Last updated: October 2, 2020
Sometimes you have to think small in order to get big.
Certain products aren’t the obvious choice for most people, but for the ones that get it, they’re the only choice.
These are lumpy products.
Lumpy products have something different about them. They stand out. If they exist in a commoditized market, they aren’t the product that most people buy. They’re more expensive, more specialized, or harder to find. They’re never Amazon’s Choice, but for the people that get it, there isn’t any substitute.
Successfully advertising a lumpy product consists of saying “here it is, and here’s why,” (and you absolutely should test which one to say first).
A lot of products want to appear lumpy, but that’s mostly just marketing. It’s easier to take something generic and say something specific about it than it is to actually commit to making something specific.
There’s risk associated with making lumpy products, and there’s risk associated with buying them.
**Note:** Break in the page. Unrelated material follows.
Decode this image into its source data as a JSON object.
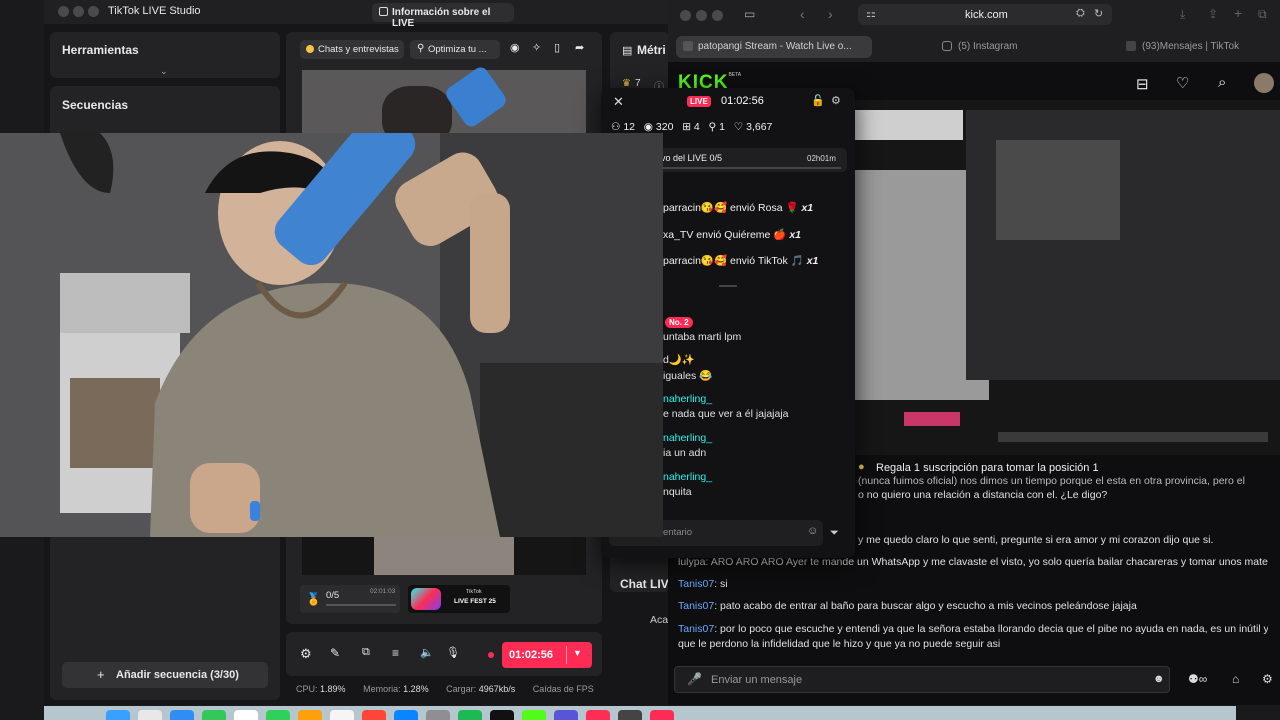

As always, the best way to overcome the risks is to focus on the people. “This is for the people who…”
Do it well enough and your product doesn’t look all that lumpy after all. This is how you create your own category.
Sometimes products only look lumpy until they get it right.
Airbnb didn’t look like the new way to stay, it looked like a lumpy reservations platform — until they got it right.
The iPhone was just a cell phone with a touch screen. Until it wasn’t.
The lesson is that sometimes niche-ing down can result in scaling up, and it couldn’t have happened any other way.